Ciri utama dari kepiting klasik adalah bentuk tubuhnya yang sangat ringkas. Berbeda dengan nenek moyangnya yang bertubuh panjang dan memiliki ekor besar seperti lobster, kepiting menyembunyikan bagian perutnya di bawah sefalotoraks. Hal ini membuatnya tidak terlalu rentan terhadap serangan predator dan memungkinkannya menyelinap ke celah-celah sempit. Perubahan struktur tubuh inilah yang kemudian mendikte cara berjalan menyamping yang ikonik tersebut.
Hal ini murni berkaitan dengan prinsip mekanika.
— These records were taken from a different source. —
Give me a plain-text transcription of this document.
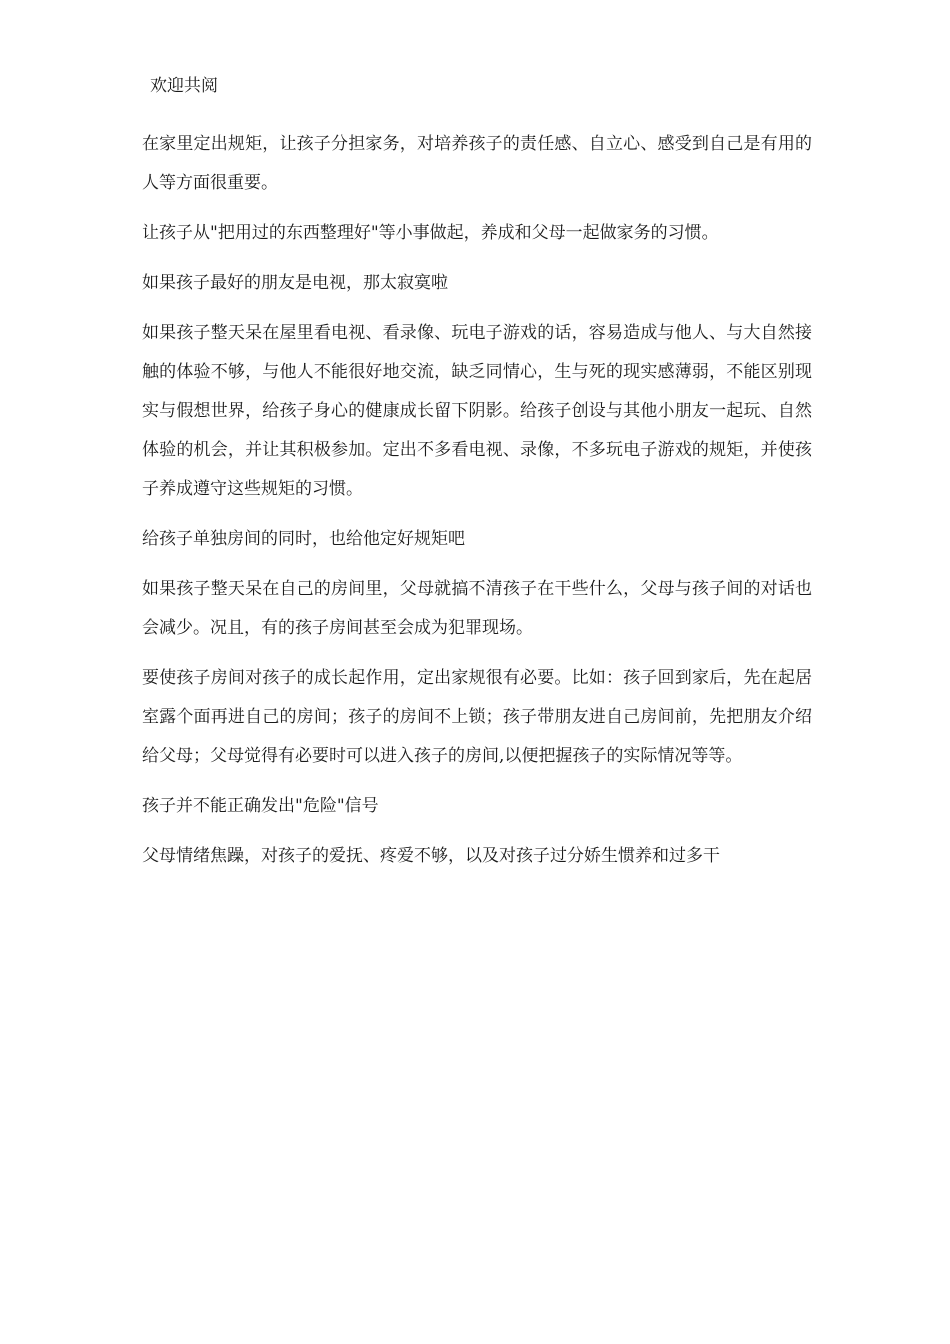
欢迎共阅

在家里定出规矩，让孩子分担家务，对培养孩子的责任感、自立心、感受到自己是有用的人等方面很重要。

让孩子从"把用过的东西整理好"等小事做起，养成和父母一起做家务的习惯。

如果孩子最好的朋友是电视，那太寂寞啦

如果孩子整天呆在屋里看电视、看录像、玩电子游戏的话，容易造成与他人、与大自然接触的体验不够，与他人不能很好地交流，缺乏同情心，生与死的现实感薄弱，不能区别现实与假想世界，给孩子身心的健康成长留下阴影。给孩子创设与其他小朋友一起玩、自然体验的机会，并让其积极参加。定出不多看电视、录像，不多玩电子游戏的规矩，并使孩子养成遵守这些规矩的习惯。

给孩子单独房间的同时，也给他定好规矩吧

如果孩子整天呆在自己的房间里，父母就搞不清孩子在干些什么，父母与孩子间的对话也会减少。况且，有的孩子房间甚至会成为犯罪现场。

要使孩子房间对孩子的成长起作用，定出家规很有必要。比如：孩子回到家后，先在起居室露个面再进自己的房间；孩子的房间不上锁；孩子带朋友进自己房间前，先把朋友介绍给父母；父母觉得有必要时可以进入孩子的房间,以便把握孩子的实际情况等等。

孩子并不能正确发出"危险"信号

父母情绪焦躁，对孩子的爱抚、疼爱不够，以及对孩子过分娇生惯养和过多干
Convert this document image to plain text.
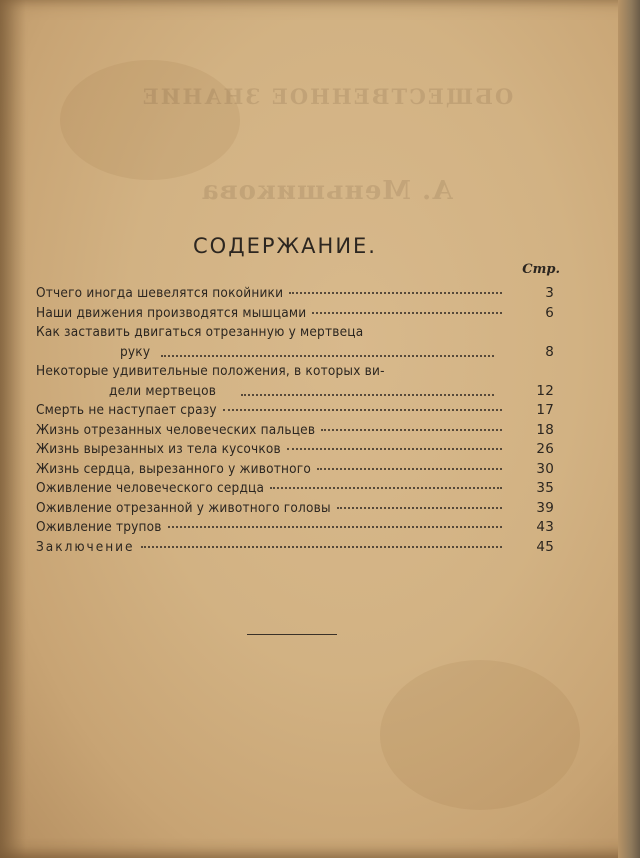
ОБЩЕСТВЕННОЕ ЗНАНИЕ
А. Меньшикова
СОДЕРЖАНИЕ.
Стр.
Отчего иногда шевелятся покойники	3
Наши движения производятся мышцами	6
Как заставить двигаться отрезанную у мертвеца
руку	8
Некоторые удивительные положения, в которых ви-
дели мертвецов	12
Смерть не наступает сразу	17
Жизнь отрезанных человеческих пальцев	18
Жизнь вырезанных из тела кусочков	26
Жизнь сердца, вырезанного у животного	30
Оживление человеческого сердца	35
Оживление отрезанной у животного головы	39
Оживление трупов	43
Заключение	45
Ketika cangkang tumbuh lebih lebar daripada panjangnya, posisi kaki pun berpindah ke sisi samping tubuh. Jika harus berjalan lurus ke depan, sendi-sendi mereka memerlukan radius rotasi yang luar biasa besar, yang justru akan melemahkan konstruksi tubuhnya. Cara berjalan menyamping memungkinkan kepiting mencapai kecepatan tinggi dengan gerakan tuas sendi yang sederhana namun kuat tanpa risiko kaki yang saling tersangkut.
Kemampuan ini memberikan keuntungan besar dalam hal kelincahan manuver. Saat predator harus menghabiskan waktu untuk berputar balik, kepiting cukup mengubah vektor gerakannya tanpa perlu memutar posisi tubuhnya. Menariknya, evolusi tidak berhenti di situ, karena terdapat pula proses "dekarsinisasi", di mana beberapa spesies mulai berevolusi kembali ke bentuk tubuh yang memanjang.
Mengapa informasi ini penting bagi kita? Mempelajari biomekanika kepiting sangat membantu dalam pengembangan robot berkaki untuk beroperasi di medan yang sulit maupun di dasar laut. Dengan meniru cara berjalan mereka, para ilmuwan dapat menciptakan perangkat yang stabil terhadap arus air dan mampu bergerak di antara reruntuhan, tempat di mana kendaraan beroda tidak lagi berdaya.
Pernahkah Anda merenungkan sejauh mana bentuk tubuh kita sendiri membatasi kebebasan gerak kita di ruang fisik, sama seperti cangkang yang mendikte jalur pergerakan seekor kepiting?
Dalam jangka panjang, memahami "kebuntuan" dan "terobosan" evolusi ini akan membantu kita merancang sistem buatan yang lebih baik yang memiliki kemampuan adaptasi setara dengan prototipe biologis yang telah diasah selama jutaan tahun.